Molto tempo fa la Tessitrice di destini, una fata sedotta dalla magia nera, scatenò una guerra contro tutti gli esseri viventi, con l’intento di soggiogarli a lei e al dio delle Ombre. Solo un potente stregone nomade, alleatosi con i maghi imperiali, riuscì a fermarla e a imprigionarla ai piedi dei Monti Perduti dietro una barriera che si autoalimentava assorbendo l’energia stessa della Tessitrice.
Per potersi liberare la Tessitrice aveva bisogno dell’aiuto di un demone, immune alla magia della barriera, la cui forza era racchiusa in due spade.
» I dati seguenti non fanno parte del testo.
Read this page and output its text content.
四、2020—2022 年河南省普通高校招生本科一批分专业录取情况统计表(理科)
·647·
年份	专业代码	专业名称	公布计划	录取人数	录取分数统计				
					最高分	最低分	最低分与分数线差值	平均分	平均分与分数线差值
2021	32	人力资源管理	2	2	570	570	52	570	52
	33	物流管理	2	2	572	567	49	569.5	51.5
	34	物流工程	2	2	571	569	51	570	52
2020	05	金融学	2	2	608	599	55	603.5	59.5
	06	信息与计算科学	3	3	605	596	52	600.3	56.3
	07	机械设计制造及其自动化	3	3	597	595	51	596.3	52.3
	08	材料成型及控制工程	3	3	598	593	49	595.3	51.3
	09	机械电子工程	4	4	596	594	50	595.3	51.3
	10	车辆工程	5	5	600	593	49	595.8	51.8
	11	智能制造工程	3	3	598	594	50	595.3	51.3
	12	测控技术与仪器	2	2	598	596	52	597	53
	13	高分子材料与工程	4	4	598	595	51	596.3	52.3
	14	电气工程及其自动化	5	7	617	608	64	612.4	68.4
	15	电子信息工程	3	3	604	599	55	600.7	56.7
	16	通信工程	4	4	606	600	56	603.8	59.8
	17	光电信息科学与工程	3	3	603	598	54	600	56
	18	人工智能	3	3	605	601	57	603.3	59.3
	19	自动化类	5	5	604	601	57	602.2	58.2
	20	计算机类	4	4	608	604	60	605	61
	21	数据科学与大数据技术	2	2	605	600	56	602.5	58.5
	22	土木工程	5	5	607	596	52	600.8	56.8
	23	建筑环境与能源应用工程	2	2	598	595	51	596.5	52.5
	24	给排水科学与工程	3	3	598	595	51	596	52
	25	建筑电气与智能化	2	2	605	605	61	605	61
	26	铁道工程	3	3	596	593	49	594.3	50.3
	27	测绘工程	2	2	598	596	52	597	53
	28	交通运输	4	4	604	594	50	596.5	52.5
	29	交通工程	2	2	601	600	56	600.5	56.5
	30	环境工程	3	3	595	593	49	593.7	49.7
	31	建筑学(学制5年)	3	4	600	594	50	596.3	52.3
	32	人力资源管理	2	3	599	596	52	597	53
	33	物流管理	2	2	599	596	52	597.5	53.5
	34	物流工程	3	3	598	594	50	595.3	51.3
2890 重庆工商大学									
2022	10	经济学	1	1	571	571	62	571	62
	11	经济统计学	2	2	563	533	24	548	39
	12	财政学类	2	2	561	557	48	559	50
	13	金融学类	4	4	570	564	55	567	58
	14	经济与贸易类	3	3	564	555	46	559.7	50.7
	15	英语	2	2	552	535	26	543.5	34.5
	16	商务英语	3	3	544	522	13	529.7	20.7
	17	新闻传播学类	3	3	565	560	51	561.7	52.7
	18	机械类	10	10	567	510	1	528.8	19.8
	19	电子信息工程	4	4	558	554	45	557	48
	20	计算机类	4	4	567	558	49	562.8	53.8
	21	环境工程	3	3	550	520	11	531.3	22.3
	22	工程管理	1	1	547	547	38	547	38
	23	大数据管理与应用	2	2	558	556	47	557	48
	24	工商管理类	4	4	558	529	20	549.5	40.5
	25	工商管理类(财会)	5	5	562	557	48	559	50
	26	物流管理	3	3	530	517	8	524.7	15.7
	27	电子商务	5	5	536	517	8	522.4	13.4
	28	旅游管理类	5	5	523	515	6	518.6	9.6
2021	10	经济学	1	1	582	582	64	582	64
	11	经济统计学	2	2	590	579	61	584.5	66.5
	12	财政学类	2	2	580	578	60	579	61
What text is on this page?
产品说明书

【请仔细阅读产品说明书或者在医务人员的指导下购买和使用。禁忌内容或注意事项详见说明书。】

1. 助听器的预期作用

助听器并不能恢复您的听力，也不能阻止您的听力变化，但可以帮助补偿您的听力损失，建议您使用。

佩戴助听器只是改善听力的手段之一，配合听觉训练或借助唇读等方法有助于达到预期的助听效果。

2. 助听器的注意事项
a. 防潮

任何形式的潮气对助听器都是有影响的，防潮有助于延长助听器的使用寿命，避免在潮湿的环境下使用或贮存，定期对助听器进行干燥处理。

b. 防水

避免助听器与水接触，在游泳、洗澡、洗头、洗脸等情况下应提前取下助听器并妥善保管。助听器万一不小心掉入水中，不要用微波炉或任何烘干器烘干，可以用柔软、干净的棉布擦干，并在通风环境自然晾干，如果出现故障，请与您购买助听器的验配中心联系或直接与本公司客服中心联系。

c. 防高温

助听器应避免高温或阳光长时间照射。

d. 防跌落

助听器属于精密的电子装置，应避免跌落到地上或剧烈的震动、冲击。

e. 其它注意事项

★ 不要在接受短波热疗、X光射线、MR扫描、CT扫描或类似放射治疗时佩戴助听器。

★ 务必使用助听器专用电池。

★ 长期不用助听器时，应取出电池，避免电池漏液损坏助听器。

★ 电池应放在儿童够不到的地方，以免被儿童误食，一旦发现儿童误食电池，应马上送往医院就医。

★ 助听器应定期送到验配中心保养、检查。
Riuscì a farsi consegnare la prima da un suo fedelissimo, quando ancora la sua magia non era stata completamente debellata. La seconda si trova nelle mani di un orfano senza fissa dimora, un giovane attratto dall’avventura: il suo nome è Caidan.
Richiamato presso la spada dall’entità che vi alberga, Caidan se ne è impossessato rimanendo ben presto vittima della volontà del demone che brama ricongiungersi alla Tessitrice.
Per l’impero è prioritario che ella non si riunisca alle spade demoniache, se così fosse potrebbe di nuovo pianificare la conquista del mondo intero per soggiogarlo al suo volere. Caidan deve dunque essere fermato a ogni costo.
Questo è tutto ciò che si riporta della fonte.